The Adyar river forms a tidal creek just before it enters the Bay of Bengal. The creek and the estuary formed a great ecosystem for flora and fauna to flourish – until the city’s sewage and industrial effluence heavily contaminated it. Initiated by CAG and ordered by the High court, Ecological restoration projects undertaken by the Tamilnadu government about a decade ago led to the creation of the 58 acre Adyar Eco Park and the 300 acre Adyar estuary.

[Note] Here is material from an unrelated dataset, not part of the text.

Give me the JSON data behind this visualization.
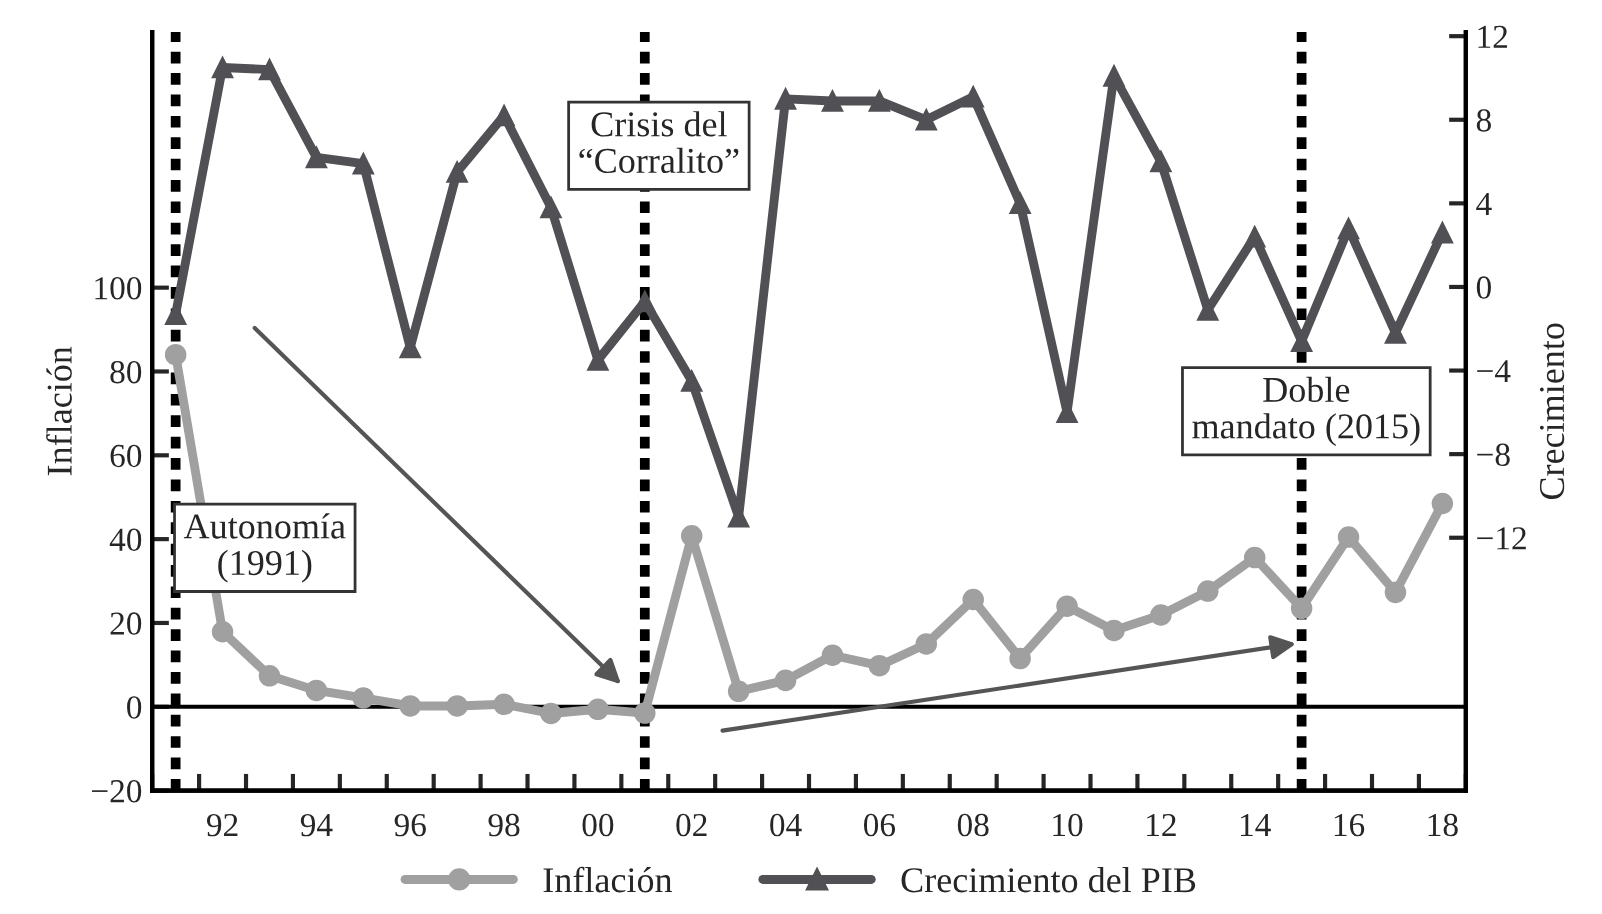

The park management currently only allow guided tours and we got around visiting the park today. For a ridiculously low entry ticket – 20 INR, you get to be amidst dense greenery. The tour is a guide-led walk around the man-made rainwater lake bordered by dense foliage and interspersed with rock art-work of insects, birds and reptiles
A really old Amman temple is left untouched. Fishermen and folks from the adjacent dwellings apparently visit it every Friday.
A narrow walkway segments the rain-water section of the park from the salt-water estuary. Mangroves lined along the creek and on the mini-islands provide just the right ecosystem and protection for the fishes, birds, turtles and reptiles.
A fabulous get-away right in the city and I really wish they allowed us to explore it by ourselves! Would make for a terrific run in the woods – Something so hard to find in Chennai.